Last month, Google announced a partnership with major research libraries to scan 20 million books for inclusion in Google's search database. For those works in the public domain, the full text will be available. For those works still possibly under copyright, only snippets will be seen. The potential of this project is only beginning to be understood -- it is likely to bring about the most dramatic changes in the nature of research and the spread of culture since the birth of Google itself.
But the excitement around Google's extraordinary plan has obscured a dirty little secret: It is not at all clear that Google and these libraries have the legal right to do what is proposed. For work in the public domain, the right is clear enough. But for work not in the public domain, Google's right to scan -- to copy -- whole texts to index is uncertain at best, even if it ultimately makes only snippets available. When permission has been given by the copyright holder, again there's no problem. But when permission has not been secured, the law is essentially uncertain. If lawsuits were filed, and if Google and its partner libraries were found to have violated the law, their legal exposure could reach into the billions.
Google, to its credit, has decided to accept these risks. It can afford to fight the lawsuits, and the benefit to society and Google from such access apparently outweighs its potential costs.
But not everyone is Google. Not every library could afford the risks that Google can. And so before we accept a world where only a Google can build valuable, network-based digital libraries, we should ask whether the system that produces these profound uncertainties is a system that we should change.
The basic problem is simple. A copyright is a property right. Yet our particular system of copyrights is insanely inefficient. Rights get created easily enough -- a copyright is automatic; you need do nothing to secure it. But tracking who owns the rights created is astonishingly difficult. There is no Google for determining what works are protected by copyright; there is no Google for tracking down current copyright holders. The law creates a property right, but leaves it practically impossible to respect that property right for older, out-of-print works.
For example, in 1930, there were 10,027 books published in the United States. In 2001, 174 of those books were still in print. That means 9,853 books were out of print, but still presumably protected by copyright. "Presumably" because, in the U.S., the protection of copyright reaches back to 1923. But only presumably because, for works created before 1978, a copyright had to be registered to be secured and then renewed for the author to enjoy a full term of copyright protection. At least half of all works published historically never took the first step; almost 90% never took the second.
The vast majority of creative work published in 1930, therefore, is in the public domain. But it is extremely costly to know which works in particular are in that category. And for those works that remain under copyright, unless new editions containing the latest copyright information become available -- a reprint of an old book, say, or a DVD of an old movie -- tracking down the current owners can require hours of detective work that may come up empty.

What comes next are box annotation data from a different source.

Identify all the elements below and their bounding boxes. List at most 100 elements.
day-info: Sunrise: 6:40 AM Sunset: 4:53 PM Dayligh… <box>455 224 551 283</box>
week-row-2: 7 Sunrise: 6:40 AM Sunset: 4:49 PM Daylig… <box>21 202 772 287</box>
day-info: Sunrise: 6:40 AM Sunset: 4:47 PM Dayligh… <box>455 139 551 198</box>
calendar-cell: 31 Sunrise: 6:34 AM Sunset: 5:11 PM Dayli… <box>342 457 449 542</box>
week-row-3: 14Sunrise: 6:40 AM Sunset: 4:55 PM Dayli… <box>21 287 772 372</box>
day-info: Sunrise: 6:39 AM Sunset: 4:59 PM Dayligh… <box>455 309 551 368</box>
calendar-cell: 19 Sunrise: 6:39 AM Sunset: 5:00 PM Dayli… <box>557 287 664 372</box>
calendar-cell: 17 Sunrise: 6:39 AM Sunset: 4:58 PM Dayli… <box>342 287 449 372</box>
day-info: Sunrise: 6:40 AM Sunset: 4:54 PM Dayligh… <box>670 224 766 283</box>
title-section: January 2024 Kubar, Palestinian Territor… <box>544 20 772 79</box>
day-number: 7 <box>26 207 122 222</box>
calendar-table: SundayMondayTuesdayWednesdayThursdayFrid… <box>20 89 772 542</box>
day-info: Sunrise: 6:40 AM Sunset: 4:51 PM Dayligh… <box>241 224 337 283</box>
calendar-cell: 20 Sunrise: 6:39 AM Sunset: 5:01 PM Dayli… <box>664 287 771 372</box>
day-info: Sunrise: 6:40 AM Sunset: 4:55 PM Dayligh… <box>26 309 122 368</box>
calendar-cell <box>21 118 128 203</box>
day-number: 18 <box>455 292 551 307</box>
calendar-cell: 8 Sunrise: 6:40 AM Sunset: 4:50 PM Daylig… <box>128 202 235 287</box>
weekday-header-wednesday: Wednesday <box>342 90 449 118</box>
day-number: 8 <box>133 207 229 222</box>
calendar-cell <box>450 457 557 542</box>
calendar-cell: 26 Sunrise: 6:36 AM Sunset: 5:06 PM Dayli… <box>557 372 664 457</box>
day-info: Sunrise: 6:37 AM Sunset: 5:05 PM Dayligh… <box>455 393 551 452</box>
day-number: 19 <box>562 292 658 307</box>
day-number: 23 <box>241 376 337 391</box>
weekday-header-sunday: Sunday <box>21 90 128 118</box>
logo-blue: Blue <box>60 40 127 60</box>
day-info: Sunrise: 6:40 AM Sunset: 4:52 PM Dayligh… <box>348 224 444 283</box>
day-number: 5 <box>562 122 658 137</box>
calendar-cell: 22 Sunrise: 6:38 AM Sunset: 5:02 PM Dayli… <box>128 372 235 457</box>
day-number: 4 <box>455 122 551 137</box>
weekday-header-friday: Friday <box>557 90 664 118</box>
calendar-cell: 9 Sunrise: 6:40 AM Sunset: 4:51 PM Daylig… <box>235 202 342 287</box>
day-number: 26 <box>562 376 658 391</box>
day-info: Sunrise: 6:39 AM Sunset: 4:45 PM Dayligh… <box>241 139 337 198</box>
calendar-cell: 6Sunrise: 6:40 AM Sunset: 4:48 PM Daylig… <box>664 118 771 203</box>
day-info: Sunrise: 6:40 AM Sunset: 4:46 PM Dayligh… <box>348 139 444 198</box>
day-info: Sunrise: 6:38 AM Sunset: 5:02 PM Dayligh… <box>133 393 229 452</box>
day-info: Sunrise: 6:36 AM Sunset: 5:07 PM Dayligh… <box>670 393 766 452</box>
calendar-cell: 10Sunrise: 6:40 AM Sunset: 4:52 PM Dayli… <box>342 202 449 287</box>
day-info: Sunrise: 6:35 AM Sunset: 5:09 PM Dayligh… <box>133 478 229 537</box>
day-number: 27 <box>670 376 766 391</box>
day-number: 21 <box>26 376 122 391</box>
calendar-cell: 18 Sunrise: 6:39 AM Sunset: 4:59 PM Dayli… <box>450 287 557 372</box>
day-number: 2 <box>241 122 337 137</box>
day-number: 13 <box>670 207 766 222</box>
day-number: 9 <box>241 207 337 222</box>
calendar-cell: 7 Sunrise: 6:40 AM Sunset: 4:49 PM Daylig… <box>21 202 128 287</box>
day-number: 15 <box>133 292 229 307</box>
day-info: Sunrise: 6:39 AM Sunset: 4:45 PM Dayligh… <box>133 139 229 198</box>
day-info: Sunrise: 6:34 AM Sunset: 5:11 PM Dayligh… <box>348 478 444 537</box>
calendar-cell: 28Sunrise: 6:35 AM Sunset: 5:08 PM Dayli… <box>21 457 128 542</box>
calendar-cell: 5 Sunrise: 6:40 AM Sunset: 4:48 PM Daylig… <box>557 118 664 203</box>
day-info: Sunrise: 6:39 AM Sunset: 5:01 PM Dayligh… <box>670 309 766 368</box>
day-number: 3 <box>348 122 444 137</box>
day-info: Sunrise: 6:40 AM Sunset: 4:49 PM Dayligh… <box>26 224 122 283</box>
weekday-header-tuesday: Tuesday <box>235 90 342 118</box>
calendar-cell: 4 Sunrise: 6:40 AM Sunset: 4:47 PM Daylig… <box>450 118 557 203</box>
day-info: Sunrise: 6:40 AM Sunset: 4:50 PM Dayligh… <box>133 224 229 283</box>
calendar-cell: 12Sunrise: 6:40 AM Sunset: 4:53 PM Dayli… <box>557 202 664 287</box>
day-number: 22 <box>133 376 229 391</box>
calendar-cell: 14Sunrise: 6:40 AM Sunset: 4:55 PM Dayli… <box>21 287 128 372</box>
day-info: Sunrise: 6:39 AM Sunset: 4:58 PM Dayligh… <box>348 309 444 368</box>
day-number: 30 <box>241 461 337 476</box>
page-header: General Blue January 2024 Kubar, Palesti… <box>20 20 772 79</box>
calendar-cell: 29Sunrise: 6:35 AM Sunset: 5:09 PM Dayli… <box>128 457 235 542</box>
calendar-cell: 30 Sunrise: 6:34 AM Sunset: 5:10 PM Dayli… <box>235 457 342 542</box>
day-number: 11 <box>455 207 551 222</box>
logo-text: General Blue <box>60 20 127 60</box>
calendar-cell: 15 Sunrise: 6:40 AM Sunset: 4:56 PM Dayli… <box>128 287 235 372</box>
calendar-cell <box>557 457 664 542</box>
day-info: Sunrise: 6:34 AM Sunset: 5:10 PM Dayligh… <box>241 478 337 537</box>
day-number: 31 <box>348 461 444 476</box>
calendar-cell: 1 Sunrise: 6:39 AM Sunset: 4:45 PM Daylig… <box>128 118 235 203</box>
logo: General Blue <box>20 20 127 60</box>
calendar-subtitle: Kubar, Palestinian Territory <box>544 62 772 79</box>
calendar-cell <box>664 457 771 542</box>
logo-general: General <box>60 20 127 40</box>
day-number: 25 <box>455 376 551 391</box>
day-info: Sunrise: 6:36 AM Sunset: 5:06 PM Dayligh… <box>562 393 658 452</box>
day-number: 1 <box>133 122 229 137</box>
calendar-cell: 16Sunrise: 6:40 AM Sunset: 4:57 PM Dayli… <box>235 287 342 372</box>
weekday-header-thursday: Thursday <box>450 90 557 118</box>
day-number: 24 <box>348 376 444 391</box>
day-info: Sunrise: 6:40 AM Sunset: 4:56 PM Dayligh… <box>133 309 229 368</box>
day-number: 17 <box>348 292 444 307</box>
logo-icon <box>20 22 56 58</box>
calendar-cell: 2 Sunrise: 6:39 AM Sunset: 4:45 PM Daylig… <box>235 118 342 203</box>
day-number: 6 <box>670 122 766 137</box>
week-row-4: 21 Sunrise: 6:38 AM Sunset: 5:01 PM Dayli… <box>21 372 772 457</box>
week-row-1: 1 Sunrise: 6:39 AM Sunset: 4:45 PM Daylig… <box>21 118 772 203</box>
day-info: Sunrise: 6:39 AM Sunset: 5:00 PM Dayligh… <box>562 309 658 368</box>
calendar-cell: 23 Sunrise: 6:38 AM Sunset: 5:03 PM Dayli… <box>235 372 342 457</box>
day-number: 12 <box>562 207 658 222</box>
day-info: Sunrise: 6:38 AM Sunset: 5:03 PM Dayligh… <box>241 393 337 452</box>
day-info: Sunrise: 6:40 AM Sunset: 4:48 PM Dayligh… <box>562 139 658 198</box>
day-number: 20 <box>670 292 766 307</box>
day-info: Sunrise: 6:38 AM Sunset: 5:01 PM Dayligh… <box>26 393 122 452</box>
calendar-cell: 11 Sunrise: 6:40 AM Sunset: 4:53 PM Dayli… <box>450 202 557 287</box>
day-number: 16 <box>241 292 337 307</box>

The solution is obvious enough: Clean up the copyright system. As with every other federal intellectual property regime, all copyrights should be registered. And as was the American tradition for almost two centuries, there should be simple techniques for filtering out works that have no continuing need for copyright protection. No doubt, the law should protect creative work when protection does some good, but that protection should end when it serves no purpose.
How would it work? One proposal calls for copyrights to be renewed every five years -- a process that today could be made technically quite simple and that would create an accessible database as well as quickly clear away unneeded copyrights.
Clarifying the system, however, has been universally opposed by the content industry -- Hollywood, book publishers and the like. It fears that any reform would weaken Congress' resolve to strongly protect intellectual property. So while it insists upon increased regulation to protect commercially valuable work, it works to block reform that would enable a wide range of creative work to be efficiently built on by others.
Google's gamble shows that it is time for Congress to listen to both the content industry and the digital entrepreneurs. Our culture should be available for anyone -- not just a deep-pockets Google -- to build on and spread, consistent with the purpose of copyright law. The law's inefficiencies should not block that opportunity.
Reforms designed to clarify copyrights would allow Google to do more with our cultural and intellectual past without legal worries. They would also allow others, at very low cost, to do the very same.